One of my favorite sayings in the 12 step community comes out when a group of people in recovery share about how their addiction has negatively impacted their lives - the ways they have lost homes, jobs, and relationships.
And the saying is this, “my best thinking got me here,” the implication being that the regular choice of the bottle, the needle, another cupcake, or whatever seemed like the right thing to do at the time, in retrospect certainly was not.
And so these wonderful folks, who have hit rock bottom, are now discovering that they weren’t as wise as they thought they were.
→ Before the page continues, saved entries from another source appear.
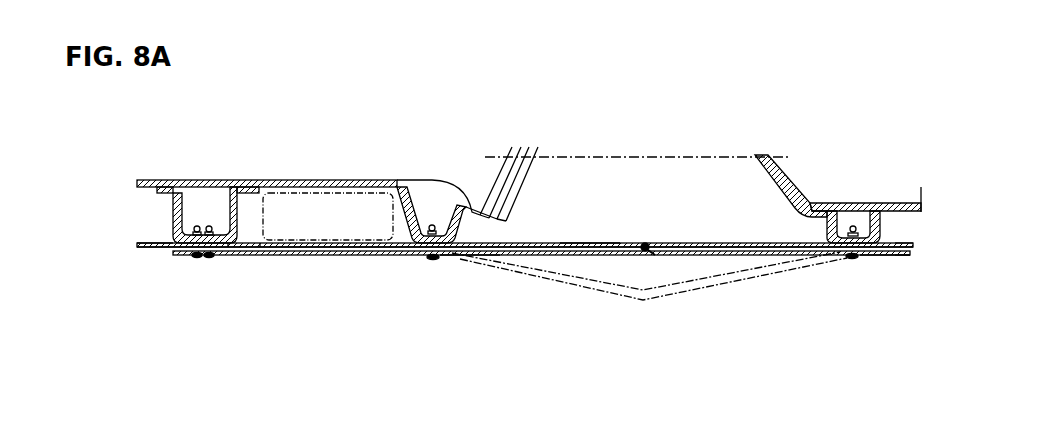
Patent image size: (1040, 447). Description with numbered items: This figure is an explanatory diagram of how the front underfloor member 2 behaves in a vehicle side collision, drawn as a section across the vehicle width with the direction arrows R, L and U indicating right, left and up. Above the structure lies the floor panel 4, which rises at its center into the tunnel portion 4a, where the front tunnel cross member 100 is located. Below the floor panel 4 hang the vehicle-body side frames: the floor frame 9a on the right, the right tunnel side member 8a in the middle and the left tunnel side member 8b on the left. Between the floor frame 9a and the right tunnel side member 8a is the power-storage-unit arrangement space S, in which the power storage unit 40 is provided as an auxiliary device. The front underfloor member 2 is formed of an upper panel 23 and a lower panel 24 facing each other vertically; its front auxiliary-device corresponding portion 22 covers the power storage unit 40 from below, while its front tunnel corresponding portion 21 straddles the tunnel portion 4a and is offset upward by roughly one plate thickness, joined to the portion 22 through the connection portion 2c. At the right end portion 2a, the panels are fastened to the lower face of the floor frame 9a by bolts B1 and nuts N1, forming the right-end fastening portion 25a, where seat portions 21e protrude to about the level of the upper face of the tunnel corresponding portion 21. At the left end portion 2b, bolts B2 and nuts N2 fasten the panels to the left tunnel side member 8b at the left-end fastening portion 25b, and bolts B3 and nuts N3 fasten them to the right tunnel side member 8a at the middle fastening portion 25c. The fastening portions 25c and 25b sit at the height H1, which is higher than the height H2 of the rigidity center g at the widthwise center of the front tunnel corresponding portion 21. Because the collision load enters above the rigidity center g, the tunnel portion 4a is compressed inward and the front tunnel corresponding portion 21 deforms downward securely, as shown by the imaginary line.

The power storage unit 40 is at (318, 186).
The floor panel 4 is at (908, 200).
The tunnel portion 4a is at (793, 184).
The front tunnel cross member 100 is at (519, 191).
The right tunnel side member 8a is at (466, 223).
The left tunnel side member 8b is at (828, 238).
The floor frame 9a is at (178, 222).
The front tunnel corresponding portion 21 is at (667, 243).
The seat portion 21e is at (230, 249).
The front auxiliary-device corresponding portion 22 is at (305, 254).
The upper panel 23 is at (640, 251).
The lower panel 24 is at (590, 242).
The right-end fastening portion 25a is at (204, 262).
The left-end fastening portion 25b is at (852, 262).
The middle fastening portion 25c is at (434, 262).
The front underfloor member 2 is at (876, 296).
The right end portion 2a is at (181, 262).
The left end portion 2b is at (877, 262).
The connection portion 2c is at (453, 262).
The bolt B1 is at (197, 226).
The nut N1 is at (209, 226).
The bolt B2 is at (853, 226).
The nut N2 is at (858, 233).
The bolt B3 is at (432, 225).
The nut N3 is at (437, 231).
The power-storage-unit arrangement space S is at (254, 221).
The rigidity center g is at (657, 256).
The height of fastening portions H1 is at (913, 243).
The height of rigidity center H2 is at (912, 256).
The right direction R is at (96, 208).
The left direction L is at (927, 208).
The up direction U is at (425, 100).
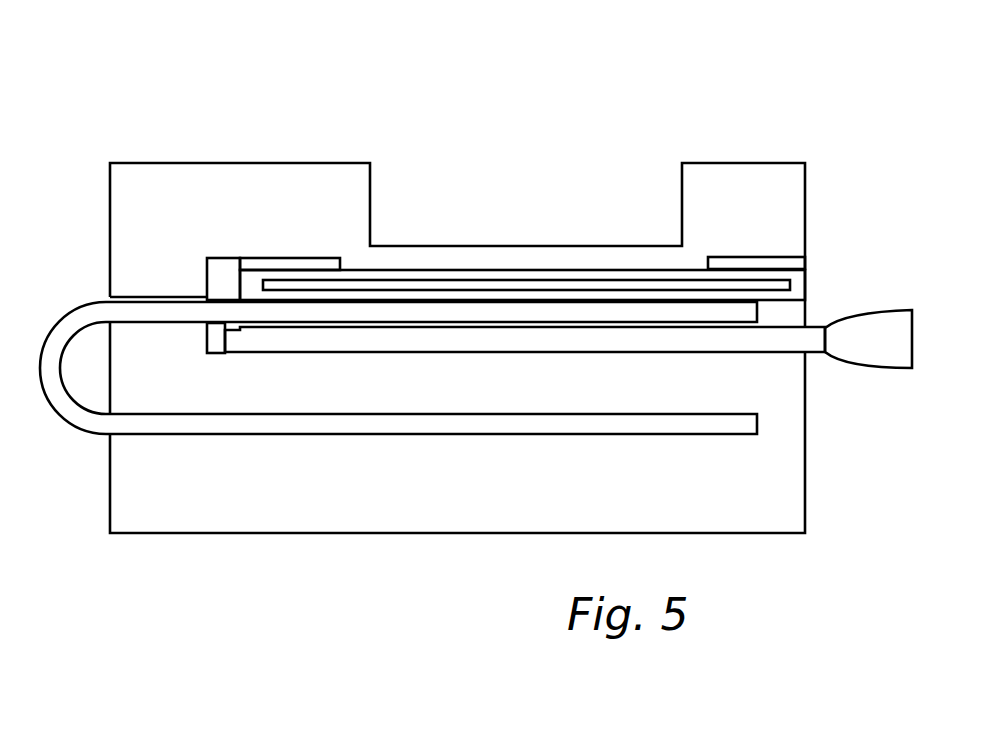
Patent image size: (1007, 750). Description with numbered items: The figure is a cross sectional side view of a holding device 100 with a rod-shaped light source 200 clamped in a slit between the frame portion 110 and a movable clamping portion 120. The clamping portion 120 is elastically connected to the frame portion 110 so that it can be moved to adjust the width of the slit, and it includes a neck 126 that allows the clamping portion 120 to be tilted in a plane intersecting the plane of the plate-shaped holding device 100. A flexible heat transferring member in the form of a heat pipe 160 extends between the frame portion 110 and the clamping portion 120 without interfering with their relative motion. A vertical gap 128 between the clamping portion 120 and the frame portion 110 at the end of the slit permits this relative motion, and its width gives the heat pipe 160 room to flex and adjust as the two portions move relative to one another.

The holding device 100 is at (685, 94).
The frame portion 110 is at (762, 162).
The clamping portion 120 is at (807, 315).
The neck 126 is at (240, 277).
The vertical gap 128 is at (222, 285).
The heat pipe 160 is at (70, 423).
The light source 200 is at (815, 354).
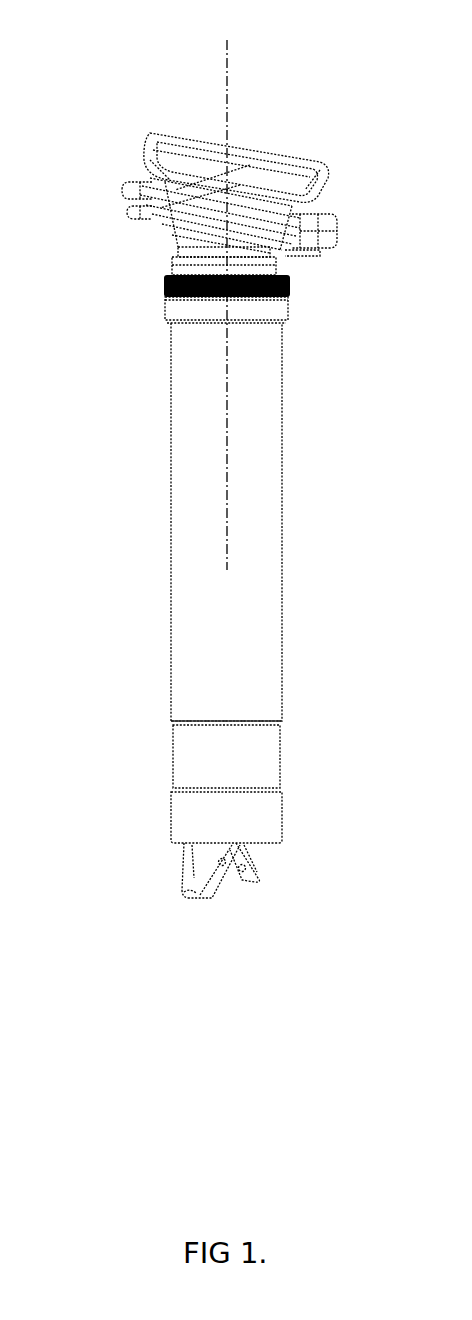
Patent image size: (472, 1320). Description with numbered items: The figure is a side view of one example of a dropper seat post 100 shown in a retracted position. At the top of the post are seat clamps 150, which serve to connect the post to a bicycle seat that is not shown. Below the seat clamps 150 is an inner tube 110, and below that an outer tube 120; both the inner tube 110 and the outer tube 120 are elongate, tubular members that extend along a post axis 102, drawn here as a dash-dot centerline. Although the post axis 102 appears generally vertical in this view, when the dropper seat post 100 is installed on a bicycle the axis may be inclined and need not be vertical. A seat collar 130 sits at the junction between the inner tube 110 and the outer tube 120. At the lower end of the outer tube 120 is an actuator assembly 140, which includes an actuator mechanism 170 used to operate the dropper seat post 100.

The dropper seat post 100 is at (335, 87).
The post axis 102 is at (227, 112).
The inner tube 110 is at (172, 237).
The outer tube 120 is at (281, 405).
The seat collar 130 is at (290, 283).
The actuator assembly 140 is at (215, 898).
The seat clamps 150 is at (145, 132).
The actuator mechanism 170 is at (258, 880).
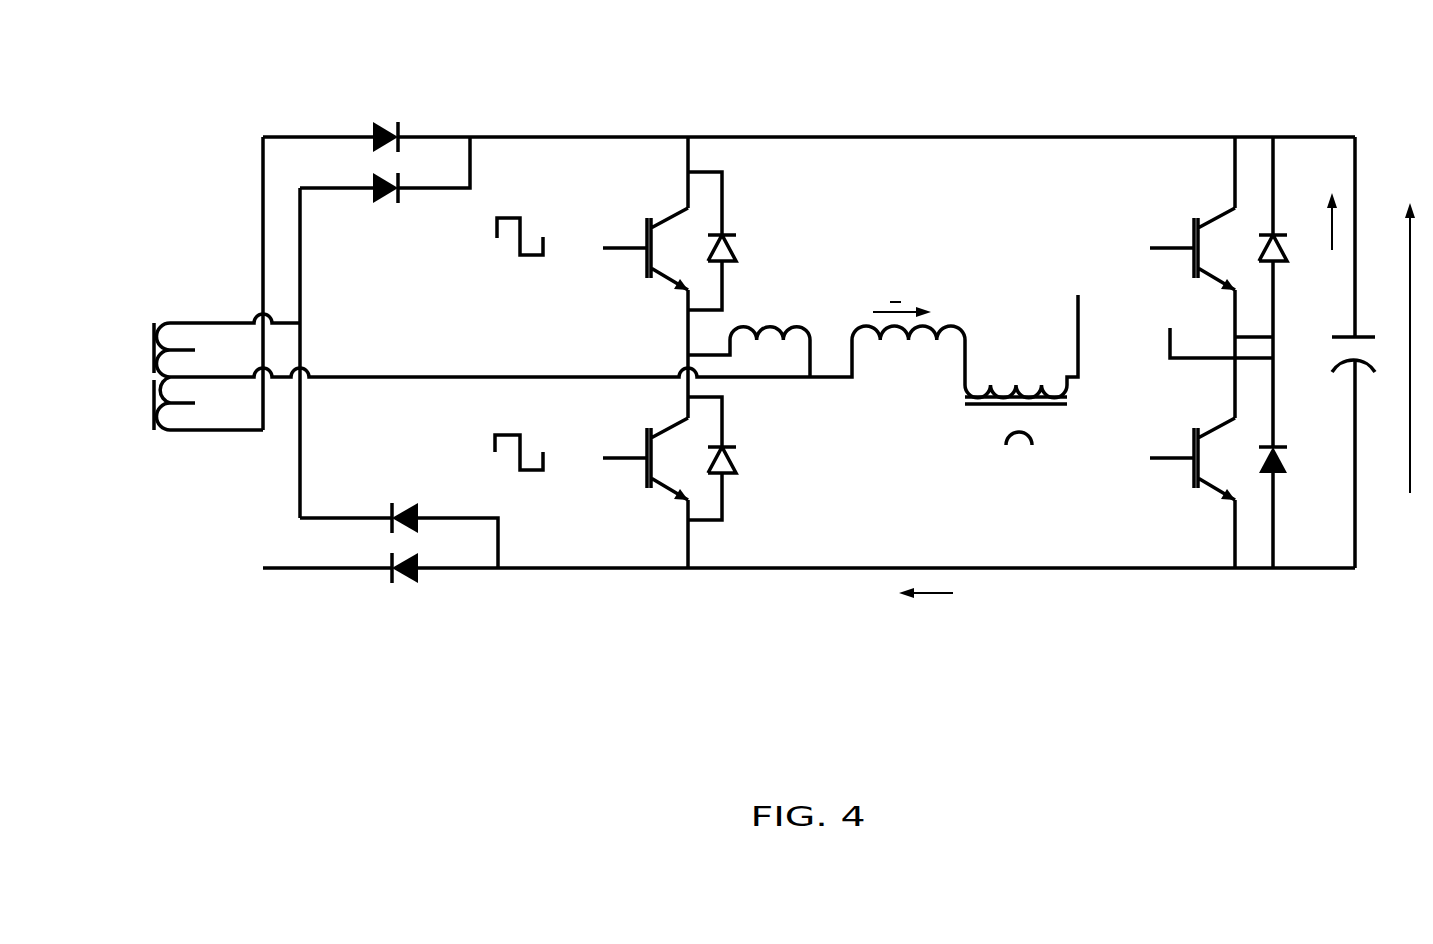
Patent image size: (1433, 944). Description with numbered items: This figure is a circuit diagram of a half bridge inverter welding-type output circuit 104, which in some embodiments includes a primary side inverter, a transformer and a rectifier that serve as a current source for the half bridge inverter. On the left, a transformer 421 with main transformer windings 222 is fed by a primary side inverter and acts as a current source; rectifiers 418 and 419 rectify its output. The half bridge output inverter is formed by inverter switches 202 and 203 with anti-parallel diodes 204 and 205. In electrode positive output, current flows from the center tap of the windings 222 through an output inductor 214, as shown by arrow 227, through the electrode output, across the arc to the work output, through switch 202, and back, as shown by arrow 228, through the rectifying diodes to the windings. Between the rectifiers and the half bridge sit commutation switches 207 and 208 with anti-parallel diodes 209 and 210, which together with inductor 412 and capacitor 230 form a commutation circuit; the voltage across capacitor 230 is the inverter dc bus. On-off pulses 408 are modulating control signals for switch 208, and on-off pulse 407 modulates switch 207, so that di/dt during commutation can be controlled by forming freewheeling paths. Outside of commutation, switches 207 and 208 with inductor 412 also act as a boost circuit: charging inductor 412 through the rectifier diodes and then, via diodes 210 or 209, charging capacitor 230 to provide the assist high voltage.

So they gather together, to hear from other people and to hear from a big book, so that they can listen less to themselves - and gather the wisdom to, instead, talk to themselves with words of truth that have come from the big book and a wise, caring community.
Don't listen to yourself, talk to yourself.
This Sunday you and I will hear Jesus say, "The work of God is to believe in the one whom God has sent, Jesus Christ."
And we may wonder:
What makes believing so difficult?
What keeps us from doing that?
Is it really, as Jesus says, work?
What keeps us from doing that is that we listen too much to ourselves, and we don’t talk to ourselves enough about the truth is according to God, and who we are in God's sight.
Time and time again we prove ourselves to be inferior predictors of our happiness, poor judges of people, lackluster predictors of stocks, world events, and even blackjack why do you think the house always wins?
This means talking to myself more from God's perspective, about who God is and what God is up to in my life, and listening less to the doubts, fears, and anxieties that pop up inside of me – the apprehension and objections that I have deep inside - is gospel work that Jesus calls me to do.
Don't listen to yourself, talk to yourself, with the words God uses, given to us in our big book, in a community of like-minded souls, and in prayer that brings it all home.
Theology 101, there is a God, and we are not him / her, let us do the work of opening ourselves up to the perspective of the one who is.